Bio: Manik Sharma is an Assistant Professor in the Department of Computer Science and Applications, DAV University Jalandhar. He is MCA, UGC-NET qualified and has received his PhD degree in “Distributed Query Optimization” from IKG Punjab Technical University, Kapoorthala, India. Dr Sharma has more than 15 years of teaching and research experience. His research interests include Machine Learning, Optimization Techniques, Health Informatics and Smart Systems. The thrust area is to design a smart and innovative Decision Support System for the effective diagnosis and management of different behavioral and mental disorders. Dr Sharma authored/coauthored over 40 International Journal articles, Conference Proceedings, and Book Chapters.

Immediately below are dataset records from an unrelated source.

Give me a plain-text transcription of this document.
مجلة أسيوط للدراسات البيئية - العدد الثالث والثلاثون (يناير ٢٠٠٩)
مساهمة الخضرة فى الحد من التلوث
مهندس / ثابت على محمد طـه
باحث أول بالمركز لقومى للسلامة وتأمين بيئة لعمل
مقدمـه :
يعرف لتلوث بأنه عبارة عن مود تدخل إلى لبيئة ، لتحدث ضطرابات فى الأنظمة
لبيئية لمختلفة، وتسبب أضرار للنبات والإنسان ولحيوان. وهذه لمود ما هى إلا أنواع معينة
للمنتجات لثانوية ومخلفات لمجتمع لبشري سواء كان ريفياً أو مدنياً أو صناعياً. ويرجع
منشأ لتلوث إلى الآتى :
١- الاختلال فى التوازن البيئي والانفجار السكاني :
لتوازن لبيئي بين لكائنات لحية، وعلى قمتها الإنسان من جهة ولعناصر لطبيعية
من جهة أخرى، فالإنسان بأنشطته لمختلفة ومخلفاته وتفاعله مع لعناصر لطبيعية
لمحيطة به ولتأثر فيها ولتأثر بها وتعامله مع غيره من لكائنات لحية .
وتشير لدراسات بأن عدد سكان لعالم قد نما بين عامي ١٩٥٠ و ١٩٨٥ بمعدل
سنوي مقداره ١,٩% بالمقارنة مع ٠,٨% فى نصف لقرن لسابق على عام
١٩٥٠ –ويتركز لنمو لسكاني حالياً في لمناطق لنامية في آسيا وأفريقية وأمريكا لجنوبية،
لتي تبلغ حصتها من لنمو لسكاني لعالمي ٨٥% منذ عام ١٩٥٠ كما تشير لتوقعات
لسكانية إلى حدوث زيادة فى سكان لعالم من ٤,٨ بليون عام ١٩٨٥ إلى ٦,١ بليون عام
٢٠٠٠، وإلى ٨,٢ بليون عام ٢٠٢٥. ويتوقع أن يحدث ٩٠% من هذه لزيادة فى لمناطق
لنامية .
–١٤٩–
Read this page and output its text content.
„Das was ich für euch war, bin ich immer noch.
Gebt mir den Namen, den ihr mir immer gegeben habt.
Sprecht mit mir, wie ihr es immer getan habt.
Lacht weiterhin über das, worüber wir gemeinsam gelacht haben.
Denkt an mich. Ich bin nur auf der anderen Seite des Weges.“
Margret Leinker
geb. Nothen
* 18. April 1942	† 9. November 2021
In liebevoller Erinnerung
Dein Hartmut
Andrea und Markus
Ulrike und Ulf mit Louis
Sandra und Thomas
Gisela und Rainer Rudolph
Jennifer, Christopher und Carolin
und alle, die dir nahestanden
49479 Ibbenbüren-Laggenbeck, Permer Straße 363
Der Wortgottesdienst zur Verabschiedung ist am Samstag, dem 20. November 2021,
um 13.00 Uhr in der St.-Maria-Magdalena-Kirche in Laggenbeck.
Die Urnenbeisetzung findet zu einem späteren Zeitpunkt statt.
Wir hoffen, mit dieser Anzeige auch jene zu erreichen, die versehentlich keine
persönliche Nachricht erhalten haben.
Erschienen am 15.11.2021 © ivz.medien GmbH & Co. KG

He is an Editor-in-Chief of EAI Endorsed Transaction on Pervasive Health and Technology (Scopus Indexed) and Co-Editor-in-Chief of EAI Endorsed Transaction on Scalable Information System (ESCI indexed). Additionally, he is a part of editorial board of several reputed international journals including Soft Computing (Springer), Cluster Computing (Springer), and IEEE Access.

He is also serving as a reviewer for various international Journals including IEEE, Springer, Elsevier, MDPI, and SAGE publications. Moreover, he has been on program committees of over 100 international conferences as a member of International Program Committees, Technical Program Committees, and Advisory Committees of several academics conferences (United Kingdom, Singapore, Mauritius, Thailand, Vietnam, USA, Hong Kong, Canada, UAE, and India).